I need to do a logistic regression using R on my data. My response variable (y
) is survival at weaning (surv=0
; did not surv=1
) and I have several independent variables which are binary and categoricals in nature.
I am following some examples on this website http://www.ats.ucla.edu/stat/r/dae/logit.htm and trying to run some models.
Running the model:
> mysurv2 <- glm(surv~as.factor(PTEM) + as.factor(pshiv) + as.factor(presp) +
as.factor(pmtone), family=binomial(link="logit"), data=ap)
> summary(mysurv2)
Call:
glm(formula = surv ~ as.factor(PTEM) + as.factor(pshiv) + as.factor(presp) +
as.factor(pmtone), family = binomial(link = "logit"), data = ap)
Deviance Residuals:
Min 1Q Median 3Q Max
-2.2837 -0.5121 -0.5121 -0.5058 2.0590
Coefficients:
Estimate Std. Error z value Pr(>|z|)
(Intercept) -0.01135 0.23613 -0.048 0.96166
as.factor(PTEM)2 -0.74642 0.24482 -3.049 0.00230 **
as.factor(PTEM)3 -1.95401 0.23259 -8.401 < 2e-16 ***
as.factor(pshiv)2 -0.02638 0.06784 -0.389 0.69738
as.factor(presp)2 0.74549 0.10532 7.079 1.46e-12 ***
as.factor(presp)3 0.66793 0.66540 1.004 0.31547
as.factor(pmtone)2 0.54699 0.09678 5.652 1.58e-08 ***
as.factor(pmtone)3 1.82337 0.75409 2.418 0.01561 *
---
Signif. codes: 0 ‘***’ 0.001 ‘**’ 0.01 ‘*’ 0.05 ‘.’ 0.1 ‘ ’ 1
(Dispersion parameter for binomial family taken to be 1)

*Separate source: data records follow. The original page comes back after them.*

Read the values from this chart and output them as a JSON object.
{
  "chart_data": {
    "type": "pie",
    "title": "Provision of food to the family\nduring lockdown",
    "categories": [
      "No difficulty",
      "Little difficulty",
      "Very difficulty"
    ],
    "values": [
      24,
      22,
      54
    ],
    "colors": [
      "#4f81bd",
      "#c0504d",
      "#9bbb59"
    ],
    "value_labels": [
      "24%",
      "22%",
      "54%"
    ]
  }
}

Null deviance: 7892.6 on 8791 degrees of freedom
Residual deviance: 7252.8 on 8784 degrees of freedom
(341 observations deleted due to missingness)
AIC: 7268.8
Number of Fisher Scoring iterations: 4
Adding the na.action=na.pass
at the end of the model gave me an error message. I thought that this would take care NA's in my independent variables.
> mysurv <- glm(surv~as.factor(PTEM) + as.factor(pshiv) + as.factor(presp) +
as.factor(pmtone), family=binomial(link="logit"), data=ap,
na.action=na.pass)
Error: NA/NaN/Inf in foreign function call (arg 1)
Since this is my first time to venture into logistic regression, I am wondering whether there is any package in R that would be more suitable?
I am also tryng to understand the regression coefficients. The independent variables used in the model are:
-
rectal temperature:
(PTEM)1
= newborns with rectal temp. below 35.4 0C(PTEM)2
= newborns with rectal temp. between 35.4 to 36.9 0C(PTEM)3
= newborns with rectal temp. above 37.0 0C
-
shivering:
(pshiv)1
= newborns that were not shivering(pshiv)2
= newborns that were shivering
-
respiration:
(presp)1
= newborns with normal respiration(presp)2
= newborns with slight respiration problem(presp)3
= newborns with poor respiration
-
muscle tone:
(pmtone)1
= newborns with normal muscle tone(pmtone)2
= newborns with moderate muscle tone(pmtone)1
= newborns with poor muscle tone
Looking at the coefficients, I got the following:
Estimate Std. Error z value Pr(>|z|)
(Intercept) -0.01135 0.23613 -0.048 0.96166
as.factor(PTEM)2 -0.74642 0.24482 -3.049 0.00230 **
as.factor(PTEM)3 -1.95401 0.23259 -8.401 < 2e-16 ***
as.factor(pshiv)2 -0.02638 0.06784 -0.389 0.69738
as.factor(presp)2 0.74549 0.10532 7.079 1.46e-12 ***
as.factor(presp)3 0.66793 0.66540 1.004 0.31547
as.factor(pmtone)2 0.54699 0.09678 5.652 1.58e-08 ***
as.factor(pmtone)3 1.82337 0.75409 2.418 0.01561 *
---
Signif. codes: 0 ‘***’ 0.001 ‘**’ 0.01 ‘*’ 0.05 ‘.’ 0.1 ‘ ’ 1
In my other analysis, I found that newborns:
a) with higher rectal temperature
b) do not shiver
c) good respiration and
d) good muscle tone at birth were more likely to survive.
I am a bit confused with the coefficients I am getting above. I am wondering whether whether I am not interpreting the results correctly or is it something else?
Best Answer
I think you're confused because you defined survival at weaning as surv=0 rather than surv=1. In your model, negative coefficients indicate high odds of survival (low odds of surv=1).